Fair Artificial Currency Incentives in Repeated Weighted Congestion Games: Equity vs. Equality
Leonardo Pedroso, Andrea Agazzi, W. P. M. H. Heemels, Mauro Salazar
TL;DR
This work addresses fairness in repeated weighted congestion games by introducing an artificial currency mechanism (AC) and two optimal pricing schemes. It formalizes equity (equal outcomes across weights) and equality (equal opportunity per unit weight) and proves that both can be achieved with convergence to system-optimal allocations, though exact equality may be limited by weight distribution. The equity design uses weight-independent pricing to attain perfect equity with PoA -> 1 and InEqt -> 0, while the equality design uses a bracketed, theta-parameterized approach to approximate equality as closely as possible, with PoA still converging to near-optimal levels.
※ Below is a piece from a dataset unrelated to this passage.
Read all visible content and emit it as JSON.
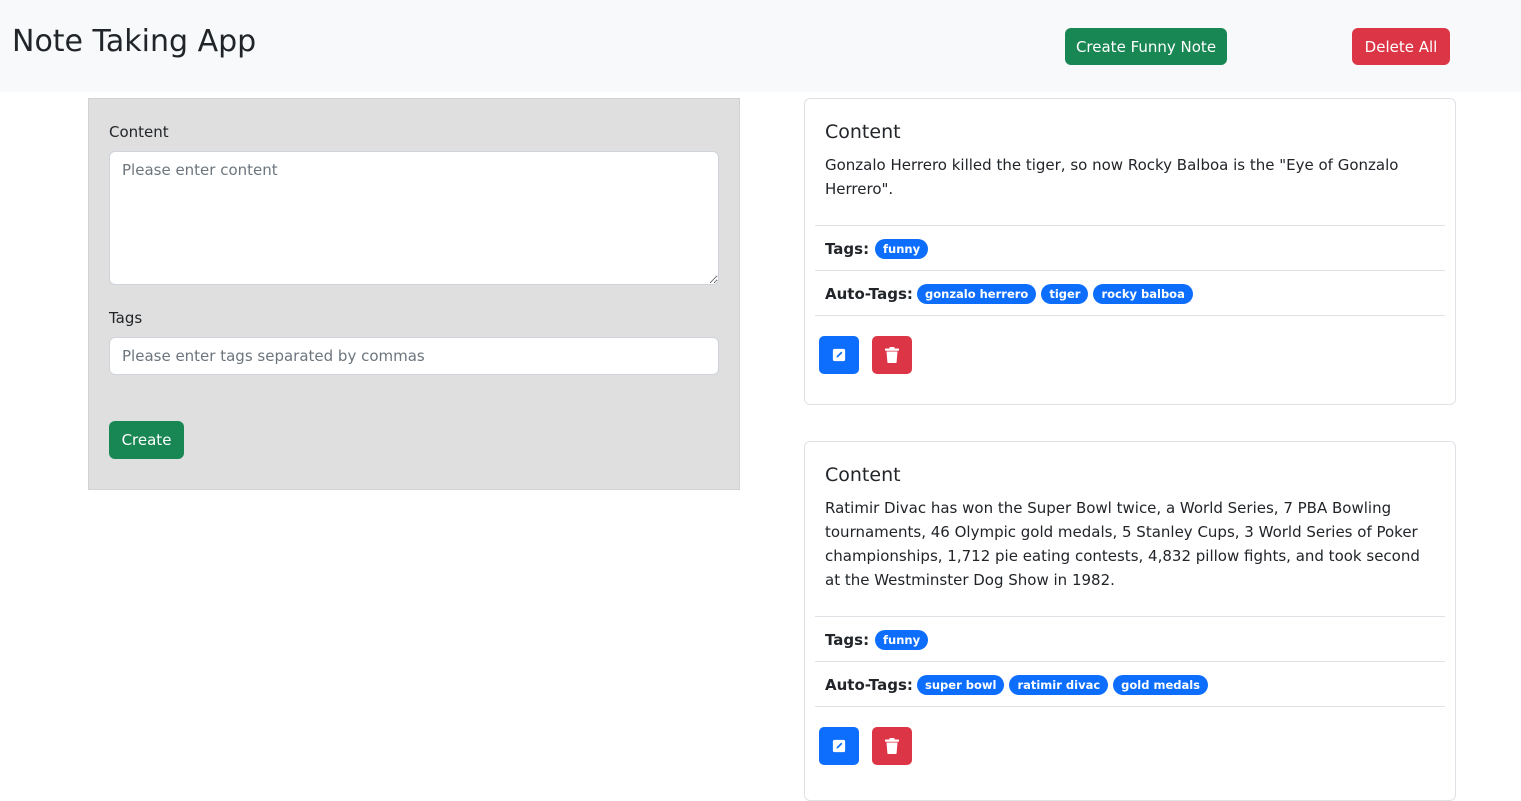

The results offer practical guidance for fair, scalable resource sharing under repeated interactions, with numerical experiments illustrating trade-offs and showcasing convergence to the system optimum under both schemes.
Abstract
When users access shared resources in a selfish manner, the resulting societal cost and perceived users' cost is often higher than what would result from a centrally coordinated optimal allocation. While several contributions in mechanism design manage to steer the aggregate users choices to the desired optimum by using monetary tolls, such approaches bear the inherent drawback of discriminating against users with a lower income. More recently, incentive schemes based on artificial currencies have been studied with the goal of achieving a system-optimal resource allocation that is also fair. In this resource-sharing context, this paper focuses on repeated weighted congestion game with two resources, where users contribute to the congestion to different extents that are captured by individual weights. First, we address the broad concept of fairness by providing a rigorous mathematical characterization of the distinct societal metrics of equity and equality, i.e., the concepts of providing equal outcomes and equal opportunities, respectively. Second, we devise weight-dependent and time-invariant optimal pricing policies to maximize equity and equality, and prove convergence of the aggregate user choices to the system-optimum. In our framework it is always possible to achieve system-optimal allocations with perfect equity, while the maximum equality that can be reached may not be perfect, which is also shown via numerical simulations.